Building Real-Time Data Infrastructure Into the Heart of Public Health

Chapter 1

How does the UK’s health-data infrastructure affect the ability of government to make precision-based policy decisions? And what lessons does it hold for the future of high-visibility, data-driven decision-making in the public sector? We explore the following key points in this paper:

Data infrastructure is the core foundation for evidence-based decision-making and is essential to the Covid-19 response.
The UK government has come a long way in bringing together novel and existing data sets from across institutions and disciplines, including non-traditional data sources, with Health Data Research UK (HDR UK) playing a coordinating role.
Despite these advances, the government could do more to join up granular civic and health data to inform targeted interventions at the local level to support the most at-risk communities. Considering the privacy concerns around data that may arise as a result, government should clearly and transparently communicate the trade-offs.
Policymakers should also create novel platforms, such as an online research community, to engage researchers – particularly experts – in near real-time analysis of non-traditional data. This would reduce the lag between epidemiological phenomena and government decision-making in terms of pandemic response.

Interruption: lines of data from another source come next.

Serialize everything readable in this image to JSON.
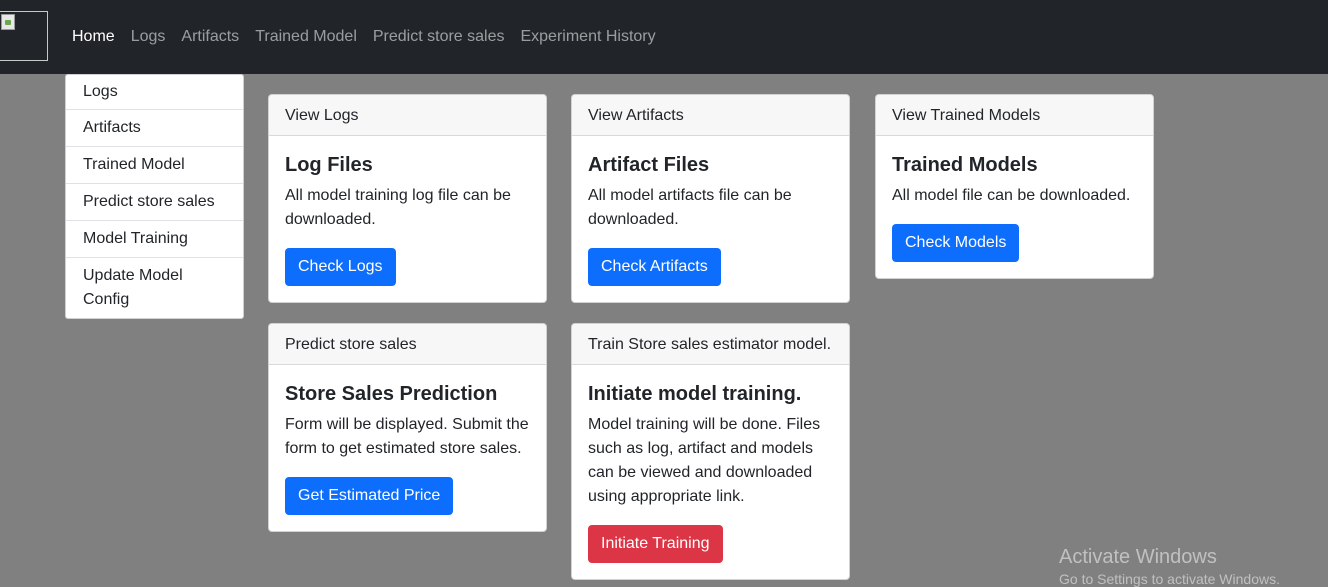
{
  "navbar": {
    "links": [
      {
        "label": "Home",
        "active": true
      },
      {
        "label": "Logs"
      },
      {
        "label": "Artifacts"
      },
      {
        "label": "Trained Model"
      },
      {
        "label": "Predict store sales"
      },
      {
        "label": "Experiment History"
      }
    ]
  },
  "dropdown": {
    "items": [
      "Logs",
      "Artifacts",
      "Trained Model",
      "Predict store sales",
      "Model Training",
      "Update Model Config"
    ]
  },
  "cards": {
    "logs": {
      "header": "View Logs",
      "title": "Log Files",
      "text": "All model training log file can be downloaded.",
      "button": "Check Logs"
    },
    "artifacts": {
      "header": "View Artifacts",
      "title": "Artifact Files",
      "text": "All model artifacts file can be downloaded.",
      "button": "Check Artifacts"
    },
    "models": {
      "header": "View Trained Models",
      "title": "Trained Models",
      "text": "All model file can be downloaded.",
      "button": "Check Models"
    },
    "predict": {
      "header": "Predict store sales",
      "title": "Store Sales Prediction",
      "text": "Form will be displayed. Submit the form to get estimated store sales.",
      "button": "Get Estimated Price"
    },
    "train": {
      "header": "Train Store sales estimator model.",
      "title": "Initiate model training.",
      "text": "Model training will be done. Files such as log, artifact and models can be viewed and downloaded using appropriate link.",
      "button": "Initiate Training"
    }
  },
  "watermark": {
    "title": "Activate Windows",
    "subtitle": "Go to Settings to activate Windows."
  },
  "colors": {
    "navbar": "#212529",
    "page_background": "#808080",
    "primary_button": "#0d6efd",
    "danger_button": "#dc3545"
  }
}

The Covid-19 pandemic demonstrates the opportunities and challenges of public-sector innovation. Public-sector bodies in the UK and abroad have designed and implemented real-time data infrastructure in real-time, demonstrating the often-underappreciated agility of government at its best. But the false starts and mixed messages that have in part characterised the pandemic response – in turn, adversely affecting public confidence, compliance and outcomes – indicate the challenges of designing data infrastructure in real-time and at scale while translating data into policy decisions.

So, what can we learn from the pandemic about public-health data infrastructure, evidence-based decision-making and public-sector innovation at large?

Chapter 2

Infrastructure for Data-Driven Decision-Making

Over the past year, governments across the globe have taken different approaches to implementing data infrastructure and analytical capacity at differing degrees of centralisation, enabling them to precisely target the Covid-19 response to the needs of specific groups and localities.

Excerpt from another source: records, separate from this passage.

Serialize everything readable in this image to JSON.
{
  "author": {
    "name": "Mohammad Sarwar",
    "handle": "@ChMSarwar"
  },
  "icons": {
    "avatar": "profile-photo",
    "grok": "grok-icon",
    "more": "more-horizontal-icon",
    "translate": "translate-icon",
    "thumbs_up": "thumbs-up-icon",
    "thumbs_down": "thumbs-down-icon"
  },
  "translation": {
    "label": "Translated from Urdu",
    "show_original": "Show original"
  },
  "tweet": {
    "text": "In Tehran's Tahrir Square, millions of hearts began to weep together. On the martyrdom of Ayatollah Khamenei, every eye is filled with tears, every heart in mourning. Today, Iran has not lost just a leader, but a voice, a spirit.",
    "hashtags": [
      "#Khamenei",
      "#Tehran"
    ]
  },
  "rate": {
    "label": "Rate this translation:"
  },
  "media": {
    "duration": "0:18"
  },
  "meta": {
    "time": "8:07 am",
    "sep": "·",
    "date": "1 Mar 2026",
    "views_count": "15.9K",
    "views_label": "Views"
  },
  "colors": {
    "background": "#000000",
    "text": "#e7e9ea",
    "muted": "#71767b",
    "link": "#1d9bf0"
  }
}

As we have previously set out, good data infrastructure underlies the situational awareness necessary for precision policy decisions. This targeted approach represents a third way between a broad-brush, population-level response that is overly permissive (thus allowing the virus to spread and burdening health systems) and one that is overly restrictive (thus burdening the economy and constraining civil liberties).

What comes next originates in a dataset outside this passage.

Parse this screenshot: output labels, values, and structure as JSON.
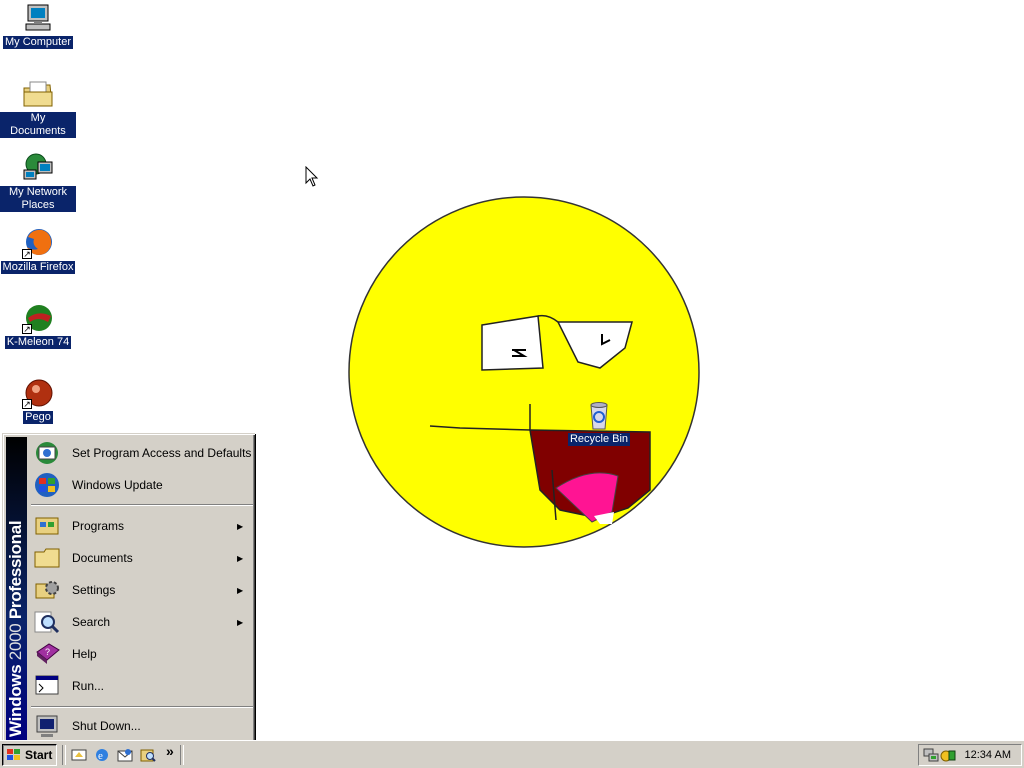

The UK government, in partnership with private-sector, academic and other public-sector actors, has used a wide range of data infrastructure to respond to the pandemic, in many cases building systems from scratch in short order. Examples are given in Figure 1.

Figure 1

Figure 1 – Data infrastructure established for the UK’s pandemic response

Database	Description	Sources/Stakeholders
REACT (Real-time Assessment of Community Transmission)	Epidemiological: real-time data to track community transmission via home testing	New. Includes Imperial College London, Ipsos MORI and Imperial College Healthcare NHS Trust
National Pathology Exchange (NPEx)	Operational: enables professionals within NHS trusts to route pathology tests to available labs and track patients’ pathology results	Existing but has expanded its participation mandate for Covid-19. Includes NHS trusts and pathology labs
HDR UK	Coordination: relevant data sets and research coordinated across institutions and disciplines. Fortnightly reports to SAGE	Existing but dedicated programmes set up for Covid-19. Includes academic institutions, NHS and SAGE
NHS Digital Dashboards	Epidemiological, operational and public communications: disease progression, comorbidity, shielding information and operational capacity, aggregated to local, CCG and national levels	New. Includes NHS and ONS
GOV.uk Dashboards	Epidemiological, operational, civic services and public communications: cross-cutting dashboards on testing, cases, vaccinations, health-system operations and deaths, aggregated to local authority, NHS trust and national levels	New. Includes NHS, public-health bodies and government
ZOE	Epidemiological: real-time infection estimates based on opt-in participation from ZOE app users, aggregated to regional level	New. Includes ZOE, King’s College London and app users
Covid Economic Round Up	Economic: traditional economic measures augmented for Covid-19, including relevant census data, unemployment, consumer and business confidence levels	Existing but expanded by the ONS with Covid-19-specific metrics.

The Successes and Opportunities

Scope of the data: pandemic-response data infrastructure spans the wide-ranging metrics necessary for both government and individuals to take decisions in the pandemic, including epidemiological data, health-system operations, and economic metrics at the local, regional and national levels.

Range of the partners and data sources involved: the UK’s coronavirus data infrastructure has emerged through the interactions of public, private and academic sources. They have emerged on an ad hoc basis – as in the case of ZOE’s Covid Symptom Study, which was launched in partnership with King’s College London during the early stages of the pandemic to engage app users and enable symptom-based tracing before tests were widely available. But the Department of Health and Social Care has also commissioned specific real-time analysis and research programmes such as REACT among academic, private and health-sector actors.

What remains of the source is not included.